Evidence kitevidence-folder-template/06-ai-workload-controls/prompt-tool-call-logging.md
AI workload controls
Prompt / tool-call logging
# Prompt / tool-call logging
Evidence that prompts, tool calls, and outputs are logged with a policy that bounds retention and access — so investigations are possible without becoming a long-term data risk.
Evidence to keep here
- Logging policy — what's logged, retention, who can read it.
- Sample log entry — sanitized.
- Access controls — who can query the logs.
Logging policy template
# AI Inference Logging Policy
## What we log
For every inference request:
- Timestamp, request ID, tenant ID, user ID
- Endpoint, model, input/output token counts
- Latency, status code
For inference requests **flagged for review** (per the abuse runbook):
- Full prompt
- Full output (or hash, depending on customer DPA)
- Tool calls made and their results
For routine traffic:
- {{policy: store hashes of prompt + output, retain full content for N days, etc.}}
## What we don't log
- {{e.g. customer PII unless required for incident investigation}}
- {{e.g. authentication tokens, API keys}}
## Retention
| Log type | Retention |
| ----------------------------- | --------------------------------------- |
| Request metadata (no content) | 365 days |
| Sampled prompt+output content | 30 days |
| Flagged-for-review content | 90 days, with security-team access only |
## Access
- Application engineers: metadata logs only
- AI / safety team: metadata + sampled content
- Security: all logs, for active investigations
Reading the flagged-content store requires an access-review entry (who, when, why).
## Customer data alignment
This policy must align with our customer DPA terms. If a customer contract states "no AI training on
customer data" or "30-day retention," our policy must respect the stricter term.
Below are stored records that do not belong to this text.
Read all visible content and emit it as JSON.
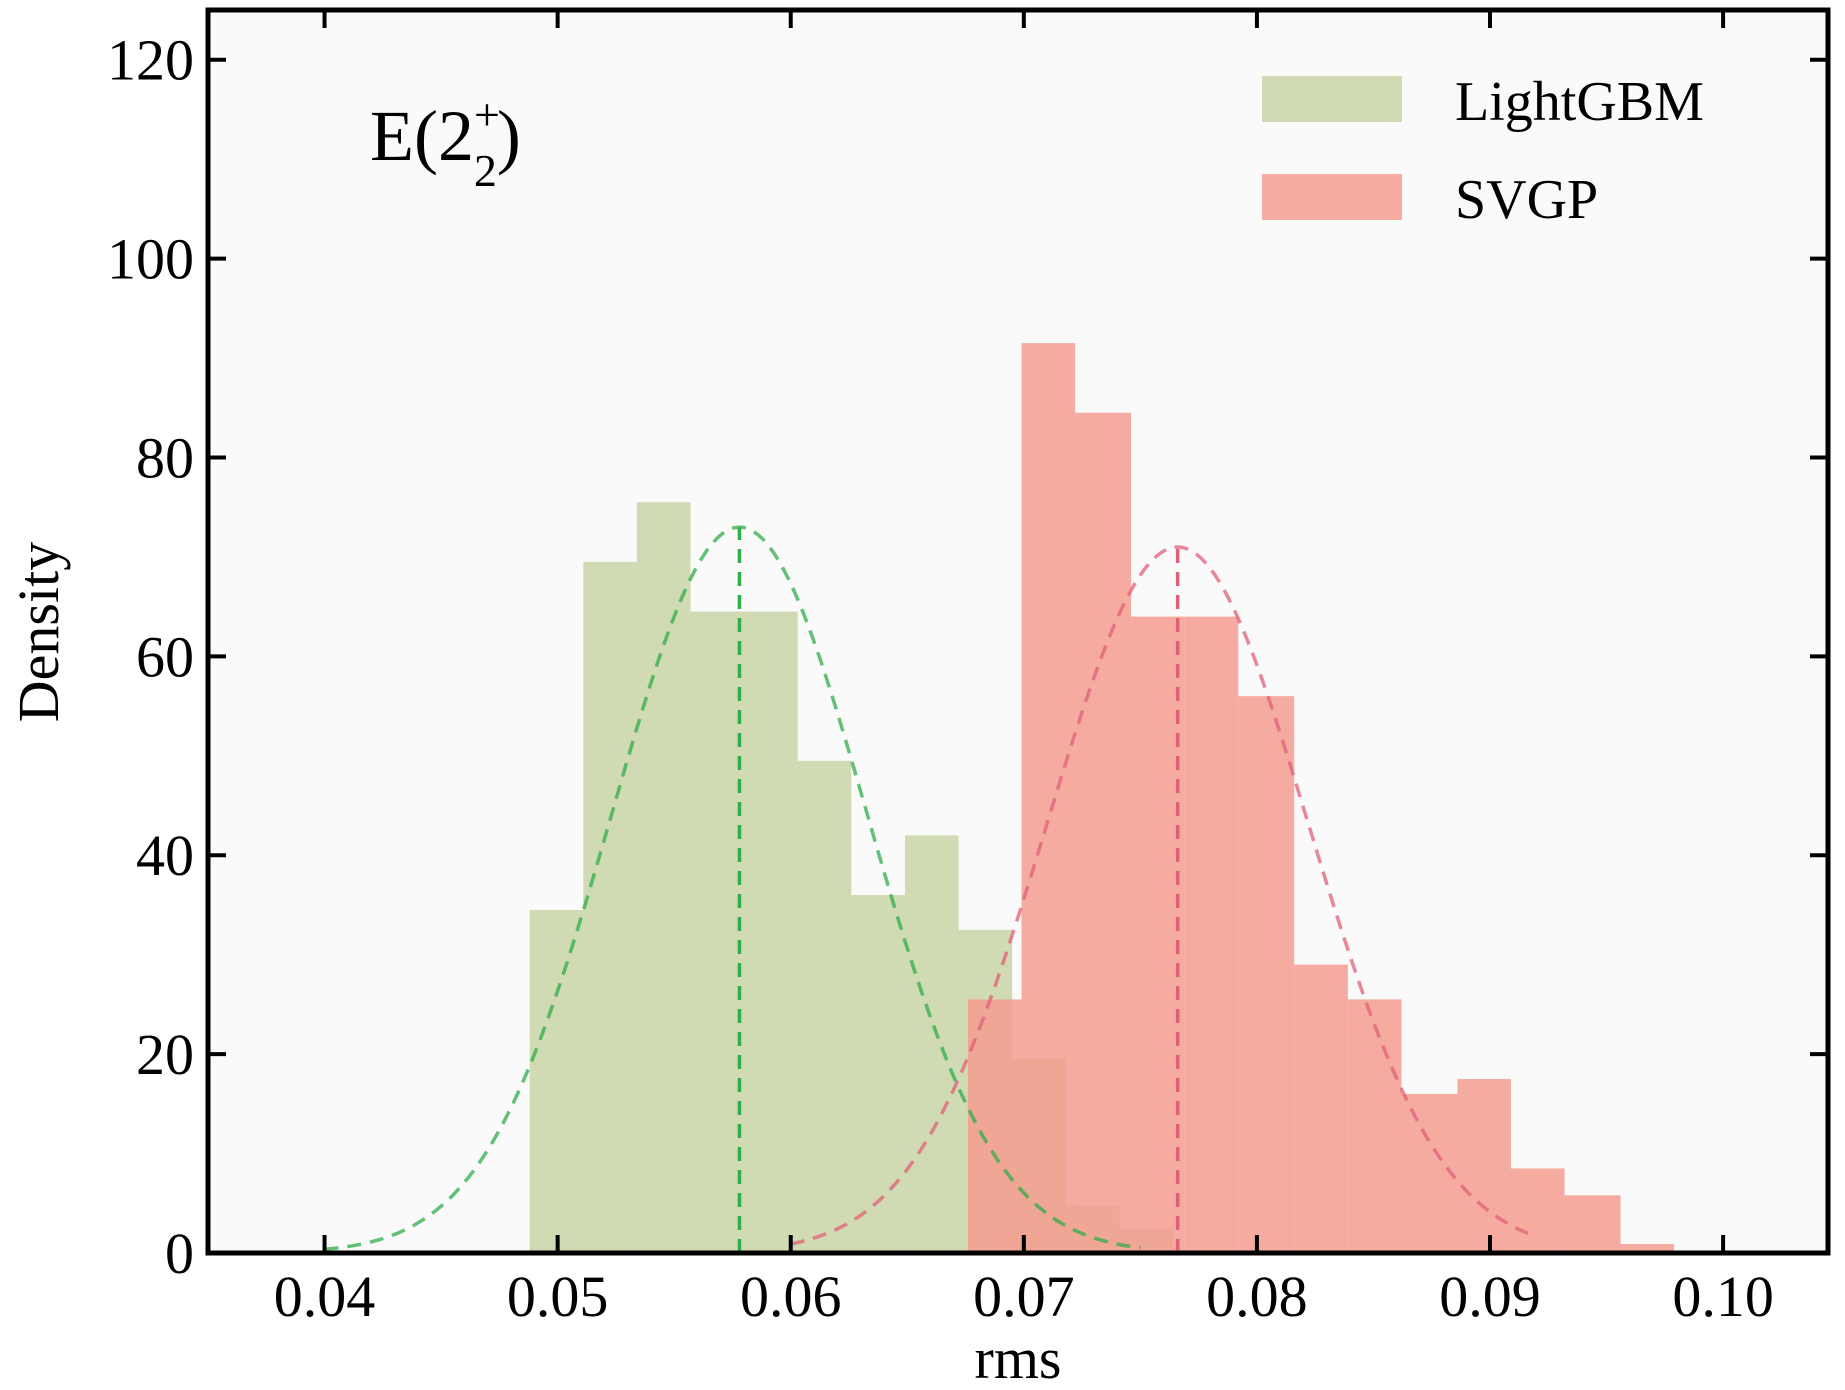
{
  "chart_data": {
    "type": "bar",
    "subtype": "histogram",
    "xlabel": "rms",
    "ylabel": "Density",
    "xlim": [
      0.035,
      0.1045
    ],
    "ylim": [
      0,
      125
    ],
    "xticks": [
      0.04,
      0.05,
      0.06,
      0.07,
      0.08,
      0.09,
      0.1
    ],
    "xtick_labels": [
      "0.04",
      "0.05",
      "0.06",
      "0.07",
      "0.08",
      "0.09",
      "0.10"
    ],
    "yticks": [
      0,
      20,
      40,
      60,
      80,
      100,
      120
    ],
    "ytick_labels": [
      "0",
      "20",
      "40",
      "60",
      "80",
      "100",
      "120"
    ],
    "annotation": {
      "main": "E(2",
      "sup": "+",
      "sub": "2",
      "close": ")"
    },
    "legend": {
      "position": "top-right"
    },
    "series": [
      {
        "name": "LightGBM",
        "color": "#c8d4a6",
        "bin_edges": [
          0.0488,
          0.0511,
          0.0534,
          0.0557,
          0.058,
          0.0603,
          0.0626,
          0.0649,
          0.0672,
          0.0695,
          0.0718,
          0.0741,
          0.0764
        ],
        "values": [
          34.5,
          69.5,
          75.5,
          64.5,
          64.5,
          49.5,
          36.0,
          42.0,
          32.5,
          19.5,
          4.8,
          2.4
        ],
        "fit_mean": 0.0578,
        "fit_peak": 73,
        "fit_color": "#2fae4a",
        "fit_range": [
          0.04,
          0.075
        ]
      },
      {
        "name": "SVGP",
        "color": "#f49c8f",
        "bin_edges": [
          0.0676,
          0.0699,
          0.0722,
          0.0746,
          0.0769,
          0.0792,
          0.0816,
          0.0839,
          0.0862,
          0.0886,
          0.0909,
          0.0932,
          0.0956,
          0.0979
        ],
        "values": [
          25.5,
          91.5,
          84.5,
          64.0,
          64.0,
          56.0,
          29.0,
          25.5,
          16.0,
          17.5,
          8.5,
          5.8,
          0.9
        ],
        "fit_mean": 0.0766,
        "fit_peak": 71,
        "fit_color": "#e0607a",
        "fit_range": [
          0.06,
          0.092
        ]
      }
    ]
  }
}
How to gather sample evidence
# Pull a sanitized sample log entry from your logging backend
# (Datadog / Honeycomb / Loki / native)
# Replace any actual content with [REDACTED] before saving
Sample answer for the questionnaire
Inference requests are logged centrally with retention bounded per the policy in
prompt-tool-call-logging.md. Metadata (timestamps, token counts, tenant IDs) is retained for 365 days; content is sampled for 30 days; flagged-for-review content is retained for 90 days with security-team-only access. Retention windows align with customer DPA terms; we do not retain customer prompts longer than contracted.
Example filenames
inference-logging-policy-2026.md
sample-log-entry-sanitized-2026-05-15.json
log-access-roles-2026-05-15.md
Refresh
Policy: annually unless changed. Sample log: quarterly.